Sind Sie nahe am Wasser gebaut? Und wie viel Emotionen gibt es in Ihrem Alltag? Ich persönlich würde mich eher zum Typ Mensch zählen, bei dem es sehr viel braucht, bis ich mal weine. Trotzdem gibt es im Leben diese Ereignisse, welche für Jede/n eine gewisse Instabilität und Labilität bereitstellen. So zum Beispiel ein Umzug und Kulturwechsel und das Einleben danach, der sogenannte "Transitioning-Prozess". Er wird auf der psychosozialen Belastungsebene meist als «mittelschwer» eingestuft. Ein Umzug mit der ganzen Familie in ein fremdes Land wiegt da wohl noch etwas schwerer.
Ich persönlich habe mich sehr auf unseren Umzug und die Veränderung gefreut. Trotzdem war der Verlust des Vertrauten, das Aufgeben von sozialen Kontakten wie Nachbarn und Kollegen und der Stress des Umzugs dann intensiver, als ich gedacht hätte.
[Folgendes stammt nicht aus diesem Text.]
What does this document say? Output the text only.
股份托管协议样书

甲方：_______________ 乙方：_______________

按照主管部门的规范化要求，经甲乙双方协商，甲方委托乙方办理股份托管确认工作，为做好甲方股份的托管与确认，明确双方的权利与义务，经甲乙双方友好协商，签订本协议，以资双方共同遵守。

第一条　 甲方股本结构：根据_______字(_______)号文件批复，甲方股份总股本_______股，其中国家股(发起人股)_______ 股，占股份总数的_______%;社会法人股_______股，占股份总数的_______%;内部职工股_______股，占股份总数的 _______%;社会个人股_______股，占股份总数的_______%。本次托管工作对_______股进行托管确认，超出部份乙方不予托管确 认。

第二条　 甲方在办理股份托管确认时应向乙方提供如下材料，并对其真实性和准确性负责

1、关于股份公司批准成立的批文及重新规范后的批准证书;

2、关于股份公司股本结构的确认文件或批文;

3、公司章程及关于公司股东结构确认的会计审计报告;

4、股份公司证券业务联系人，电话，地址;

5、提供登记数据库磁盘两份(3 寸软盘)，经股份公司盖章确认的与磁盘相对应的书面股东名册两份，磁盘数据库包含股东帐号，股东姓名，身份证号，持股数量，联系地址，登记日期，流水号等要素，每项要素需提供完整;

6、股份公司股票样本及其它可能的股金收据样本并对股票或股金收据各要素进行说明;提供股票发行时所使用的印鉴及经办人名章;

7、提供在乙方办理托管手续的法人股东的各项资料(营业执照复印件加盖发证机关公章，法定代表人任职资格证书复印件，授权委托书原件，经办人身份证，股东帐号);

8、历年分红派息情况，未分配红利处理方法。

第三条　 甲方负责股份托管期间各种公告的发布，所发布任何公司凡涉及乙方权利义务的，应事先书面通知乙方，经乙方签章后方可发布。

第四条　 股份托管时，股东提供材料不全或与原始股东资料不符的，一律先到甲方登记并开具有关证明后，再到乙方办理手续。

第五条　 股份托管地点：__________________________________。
Dazu habe ich erfahren, dass ich zum «post grieving» tendiere – die Trauer und das Loslassen kam erst nach dem Ankommen zum Vorschein.
Wenn die anstrengenden Wochen des Sortierens und Packens durch sind und man mit den Kindern am neuen Ort angekommen ist, tauchen ganz alltägliche Fragen auf wie: «Wo finde ich den nächsten Einkaufsladen, welche Kehrichtmarken werden hier verwendet und wann wird der Müll abgeholt?» So trivial und einfach diese auch klingen, sie führen ebenfalls in eine gewisse Unsicherheit.
Seien Sie sich bewusst, dass in solchen Übergangssituationen die Emotionen schneller an die Oberfläche treten können und der Umgang mit ihnen herausfordernd und anstrengend sein kann. Ein bewusstes Emotionsmanagement schafft hier Abhilfe.
Folgende Strategien und Techniken helfen, eine gute Selbstregulation einzuüben und somit für Ihre Familie die nötigen Ressourcen zur Verfügung zu haben und für sich selbst ein gesundes Gleichgewicht aufzubauen.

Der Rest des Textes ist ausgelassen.